Whirlpool conferma l’addio allo stabilimento di Napoli
Addio allo stabilimento Whirlpool di Napoli: l'azienda produttrice di elettrodomestici ha confermato la volontà di voler lasciare la fabbrica di via Argine, nel quartiere orientale di Ponticelli, dove da mesi era in atto una mobilitazione degli operai che temevano proprio questa ipotesi, che potrebbe portare alla disoccupazione centinaia di persone. Invitalia, l'Agenzia nazionale per l'attrazione degli investimenti e lo sviluppo d'impresa direttamente controllata dal Ministero dell'Economia, sarebbe già al lavoro per trovare un nuovo soggetto che subentri alla multinazionale statunitense nello stabilimento napoletano, definito "insostenibile" dalla stessa Whirlpool.
La fabbrica dovrebbe chiudere definitivamente il 31 marzo
Le indiscrezioni provenienti dal tavolo in corso al Ministero dello Sviluppo Economico presieduto dal ministro Stefano Patuanelli sono dunque tutt'altro che positive: l'obiettivo, adesso, sembra spostarsi verso la ricerca di un possibile investitore che subentri entro il prossimo luglio alla Whirlpool. Luigi La Morgia, amministratore delegato di Whirlpool Italia avrebbe infatti sottolineato come non vi sia più sostenibilità economica della produzione di lavatrici a Napoli, sebbene l'Italia resti "strategica per il gruppo", che nella Penisola conta oltre cinquemila dipendenti. Il problema riguarderebbe dunque esclusivamente lo stabilimento di via Argine, dove l'azienda rivendica comunque di aver cercato in tutti i modi di rilanciare la produzione, ma che l'azienda perderebbe circa 20 milioni di euro l'anno dalla struttura di via Argine. I 17 milioni di euro previsti per la fabbrica napoletana saranno dunque redistribuiti sugli altri stabilimenti del gruppo, secondo quanto trapelato finora.

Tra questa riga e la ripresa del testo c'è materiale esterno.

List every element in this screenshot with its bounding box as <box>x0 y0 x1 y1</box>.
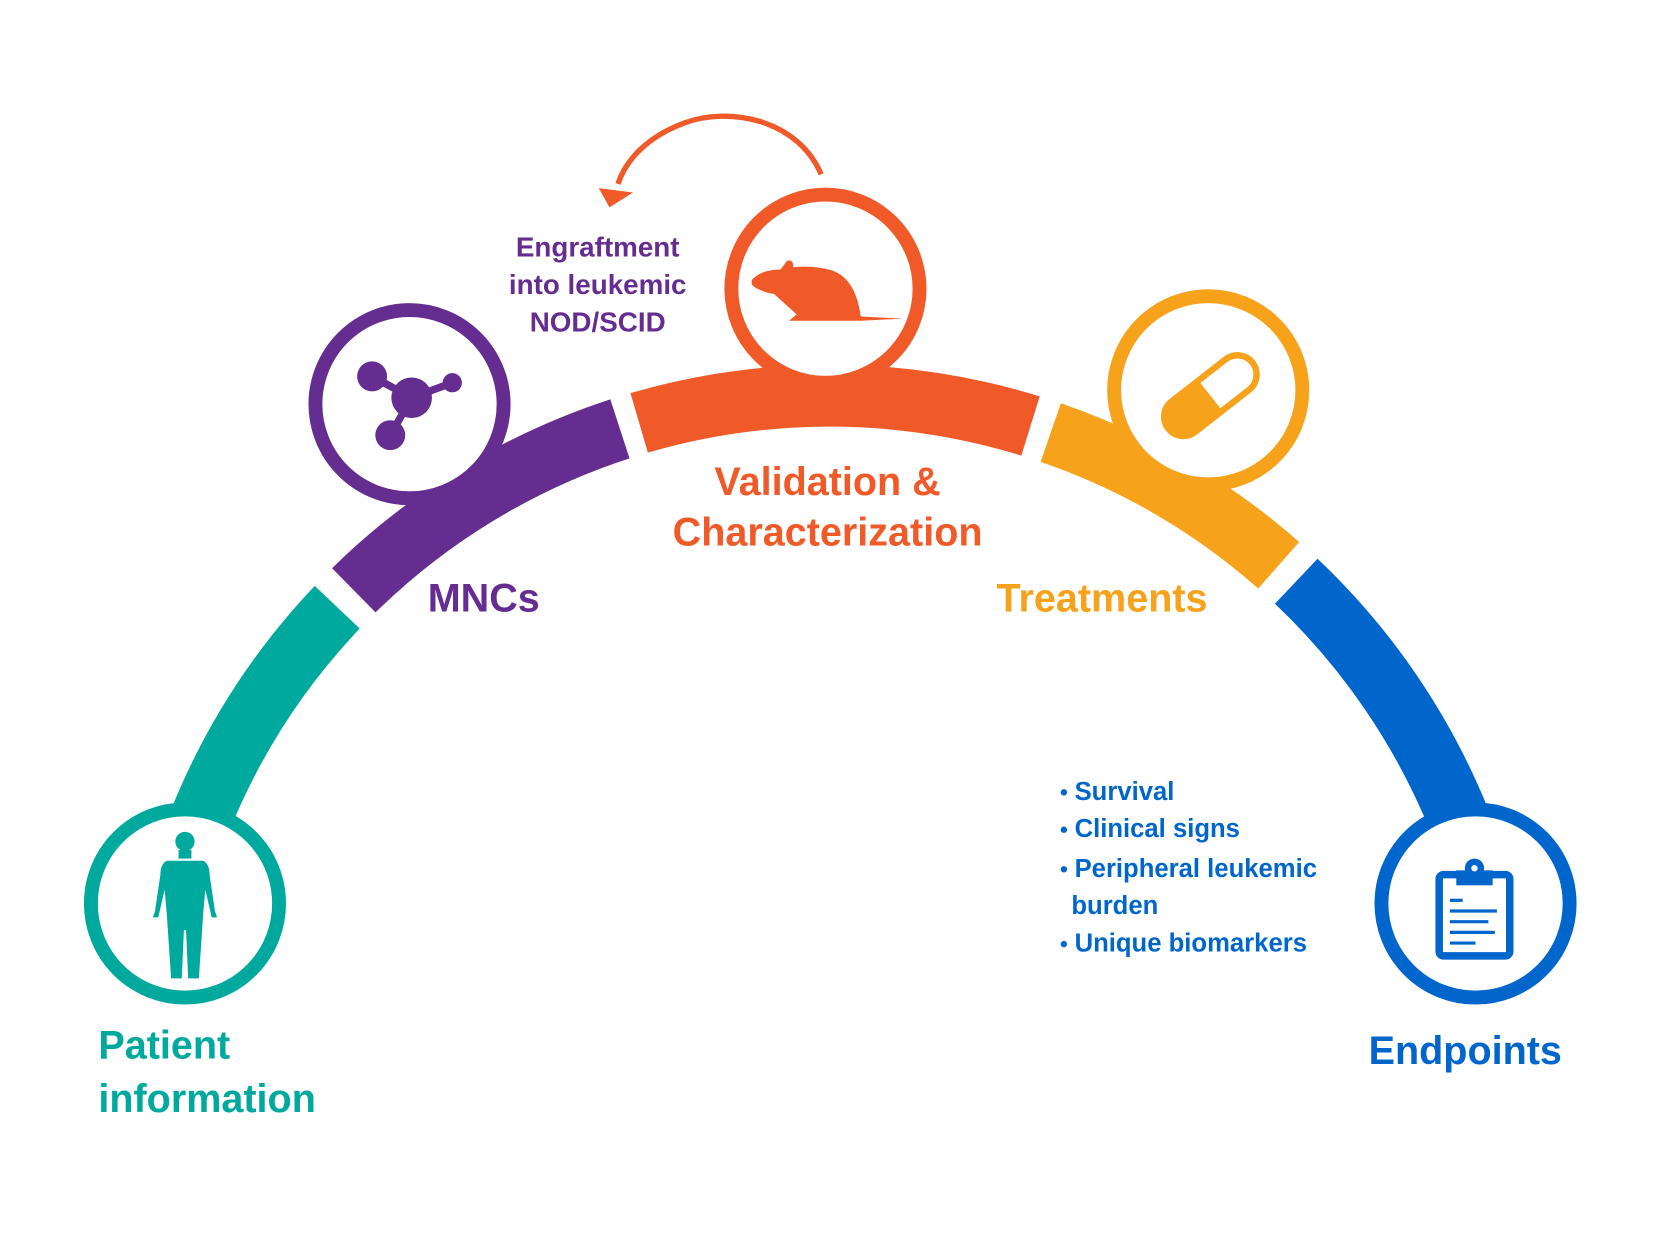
endpoint-list: Survival Clinical signs Peripheral leuke… <box>1060 778 1317 958</box>
engraftment-line3: NOD/SCID <box>530 306 666 337</box>
list-item: Unique biomarkers <box>1075 930 1307 958</box>
patient-label-line1: Patient <box>98 1024 230 1068</box>
treatments-label: Treatments <box>997 577 1208 621</box>
arc-segment-mncs <box>332 399 630 613</box>
mouse-icon <box>751 260 904 321</box>
patient-node <box>83 802 287 1005</box>
molecule-icon <box>357 361 462 451</box>
curved-arrow-icon <box>598 113 824 208</box>
engraftment-line1: Engraftment <box>516 232 680 263</box>
list-item: Peripheral leukemic <box>1075 855 1317 883</box>
clipboard-icon <box>1435 858 1514 960</box>
mncs-label: MNCs <box>428 577 540 621</box>
human-body-icon <box>152 831 218 979</box>
endpoints-label: Endpoints <box>1369 1029 1562 1073</box>
treatments-node <box>1107 289 1310 492</box>
list-item: Clinical signs <box>1075 815 1240 843</box>
arc-segment-validation <box>630 364 1040 456</box>
patient-label-line2: information <box>98 1077 316 1121</box>
engraftment-note: Engraftment into leukemic NOD/SCID <box>509 232 687 338</box>
list-item-continuation: burden <box>1071 892 1158 920</box>
arc-segment-treatments <box>1040 403 1300 589</box>
arc-segment-endpoints <box>1274 558 1488 833</box>
mncs-node <box>308 303 511 506</box>
validation-label-line2: Characterization <box>673 510 983 554</box>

Le parole del ministro Patuanelli
Sulla vicenda Whirlpool si è espresso ancora una volta il ministro dello Sviluppo Economico Stefano Pautanelli: "Se un'azienda decide di non continuare la produzione per insostenibilità economica, non esistono strumenti normativi coercitivi che possano impedirle di chiudere attività".